A couple weeks ago, Felix Baumgartner set the record for the longest free fall, previously held by Captain Joseph Kittinger. To be more specific, Baumgartner dove from 39 kilometers in 2012, and Kittinger dove from 31 kilometers in 1960. However, Baumgartner traveled faster, with his total dive taking 17 seconds less than Kittinger’s. This was the true feat, as he reached 1,342 kilometers per hour, thus breaking the sound barrier.
At 39 kilometers, how high up was Baumgartner? This is 8% short of a full marathon, the distance of 4.4 Mount Everests stacked atop one another, and 3.6 times the greatest depth of the ocean. At this height, the temperature is only -25.6 C, the pressure is only 1/3 of that on the ground, and the effect of gravity was still 98-99% of what it would be at sea level. His maximum speed of 1.1 Mach (the speed of sound in dry air at 15 C and 1 atm) was just 13% short of the maximum speed of the X-1 rocket plane. In other words, he was moving very fast from an extreme height.

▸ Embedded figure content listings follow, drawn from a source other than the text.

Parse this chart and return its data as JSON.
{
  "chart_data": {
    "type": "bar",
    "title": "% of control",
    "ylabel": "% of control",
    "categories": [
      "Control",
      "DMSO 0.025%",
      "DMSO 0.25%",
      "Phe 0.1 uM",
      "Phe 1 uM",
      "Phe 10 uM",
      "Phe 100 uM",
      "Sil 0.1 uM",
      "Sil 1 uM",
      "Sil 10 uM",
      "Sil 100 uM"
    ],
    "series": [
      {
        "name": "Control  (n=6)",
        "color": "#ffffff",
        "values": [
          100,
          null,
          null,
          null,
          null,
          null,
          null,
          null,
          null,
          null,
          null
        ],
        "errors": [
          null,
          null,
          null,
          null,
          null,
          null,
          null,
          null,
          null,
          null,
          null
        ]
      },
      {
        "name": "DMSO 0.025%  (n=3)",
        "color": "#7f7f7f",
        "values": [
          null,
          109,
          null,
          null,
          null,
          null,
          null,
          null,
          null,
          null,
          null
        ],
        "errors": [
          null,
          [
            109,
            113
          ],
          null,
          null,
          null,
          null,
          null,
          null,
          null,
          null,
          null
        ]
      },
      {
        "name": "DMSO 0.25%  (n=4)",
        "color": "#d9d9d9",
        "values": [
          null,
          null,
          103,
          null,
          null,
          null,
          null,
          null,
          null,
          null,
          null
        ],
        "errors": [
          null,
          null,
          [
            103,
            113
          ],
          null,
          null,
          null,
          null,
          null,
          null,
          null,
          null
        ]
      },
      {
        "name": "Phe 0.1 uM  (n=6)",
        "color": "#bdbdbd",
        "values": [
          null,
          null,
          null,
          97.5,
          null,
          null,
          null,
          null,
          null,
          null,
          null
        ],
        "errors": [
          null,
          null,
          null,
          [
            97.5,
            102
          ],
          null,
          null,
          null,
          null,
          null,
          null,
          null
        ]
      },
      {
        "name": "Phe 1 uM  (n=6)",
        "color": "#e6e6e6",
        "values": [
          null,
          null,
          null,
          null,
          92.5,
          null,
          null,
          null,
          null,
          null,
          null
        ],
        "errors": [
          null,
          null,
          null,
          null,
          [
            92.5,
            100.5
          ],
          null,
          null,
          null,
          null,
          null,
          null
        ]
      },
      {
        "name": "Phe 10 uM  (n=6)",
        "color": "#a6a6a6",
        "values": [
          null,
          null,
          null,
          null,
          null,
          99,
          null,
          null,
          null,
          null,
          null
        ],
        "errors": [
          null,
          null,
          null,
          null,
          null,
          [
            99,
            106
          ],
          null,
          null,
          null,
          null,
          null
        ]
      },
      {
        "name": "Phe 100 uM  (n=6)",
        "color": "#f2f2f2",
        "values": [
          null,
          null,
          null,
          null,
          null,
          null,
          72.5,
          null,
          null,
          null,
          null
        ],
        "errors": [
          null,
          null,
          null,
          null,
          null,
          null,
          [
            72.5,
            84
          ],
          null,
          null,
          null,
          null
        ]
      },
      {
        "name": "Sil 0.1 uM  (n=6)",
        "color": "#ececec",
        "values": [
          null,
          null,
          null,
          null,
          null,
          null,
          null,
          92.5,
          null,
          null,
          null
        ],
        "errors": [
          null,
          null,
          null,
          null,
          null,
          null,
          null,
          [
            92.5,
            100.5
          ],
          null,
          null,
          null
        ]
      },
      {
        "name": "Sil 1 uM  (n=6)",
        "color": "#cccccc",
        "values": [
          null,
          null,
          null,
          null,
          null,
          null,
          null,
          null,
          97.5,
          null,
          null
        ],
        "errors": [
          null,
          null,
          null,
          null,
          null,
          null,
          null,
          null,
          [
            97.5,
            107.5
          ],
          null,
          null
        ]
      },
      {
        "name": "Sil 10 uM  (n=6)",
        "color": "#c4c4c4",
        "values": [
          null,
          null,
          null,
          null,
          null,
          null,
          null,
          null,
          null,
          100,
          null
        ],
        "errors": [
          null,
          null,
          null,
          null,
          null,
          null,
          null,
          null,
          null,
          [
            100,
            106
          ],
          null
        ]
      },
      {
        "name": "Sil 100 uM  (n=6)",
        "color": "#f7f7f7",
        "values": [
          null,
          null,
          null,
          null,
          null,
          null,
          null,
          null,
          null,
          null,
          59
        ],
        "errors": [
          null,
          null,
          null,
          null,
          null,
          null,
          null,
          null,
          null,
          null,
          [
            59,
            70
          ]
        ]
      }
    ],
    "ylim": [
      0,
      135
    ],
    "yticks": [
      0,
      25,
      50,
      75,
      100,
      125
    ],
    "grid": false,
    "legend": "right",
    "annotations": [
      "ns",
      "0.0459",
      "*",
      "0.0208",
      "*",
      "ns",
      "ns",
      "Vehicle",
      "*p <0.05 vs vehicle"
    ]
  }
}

If you want to consider how this might affect a human, you must consider not speed, but acceleration. With the Stratos jump, it took Baumgartner 42 seconds to reach his terminal velocity. This is pretty quick. How did he do it? When in free-fall, we can consider two forces, drag and gravity. I noted above that the effects of gravity were reduced, but not by much, at this elevation (to 9.7 meters per second-squared, to be specific). The force of drag acting on a body is dependent upon its velocity. So, as you fall and gain speed, the effects of drag become greater. Eventually, drag force becomes great enough such that you cannot accelerate any further from gravity, and you reach terminal velocity. This is usually 25 m/s for most objects. However, Baumgartner was in the stratosphere. The air pressure, as I mentioned above, was only 0.33 that of what is at sea level. With such low air density, the effects of drag are reduced. The force of acceleration, relatively unchanged, provides a strong downward force (toward the Earth). This leads to a very high terminal velocity, one that can break the sound barrier. (I should note that the speed of sound is reduced at high elevation because sound propagation is dependent upon the density of the medium through which the wave travels.)

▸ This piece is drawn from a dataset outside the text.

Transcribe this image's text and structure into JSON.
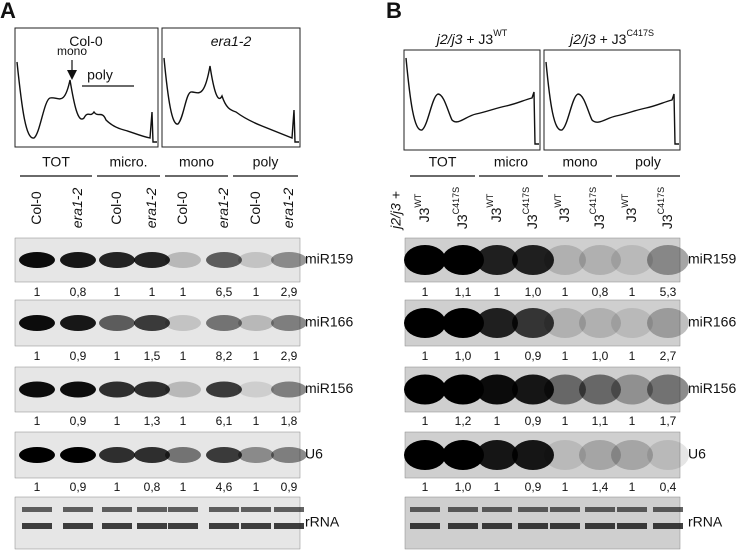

What does this have to do with acceleration, then? We know his speed was significant, and we know he did it quickly. According to the argument above, the only real force leading to acceleration is gravity, and we have an upper limit of 9.7-9.8 m/s^2. The numbers reported agree with this, with an average acceleration of about 8.8 m/s^2. Is this fast enough to hurt a human? Again, what matters is acceleration, not speed. This discussion started in WWI, where pilots reported vision problems with high-acceleration maneuvers. Today, we see it ranging from the design of rockets by NASA to safety reports in four-door sedans. If we look back at other human endeavors, we see a story of high acceleration. The now-retired shuttle missions accelerated astronauts to three times the force of gravity. The Apollo missions entered the atmosphere at six times the force of gravity upon their return home. However, the highest reported cases were with the Daisy Decelerator in the 1970s. Major Beeding was placed in this capsule, and he was decelerated at 83-times the force of gravity for approximately 0.04 seconds. He survived, emerging with a short period of shock and a bruised back. While I wouldn’t claim that most humans could survive such an extreme scenario, this demonstrates the importance of acceleration over total speed. With Baumgartner traveling at <1g (less than one times the force of gravity), this provided little danger.
Whether or not this provided a danger to the diver, it was an exciting watch. Whether or not it advanced our knowledge of the stratosphere, it gave me a fun topic for this blog post.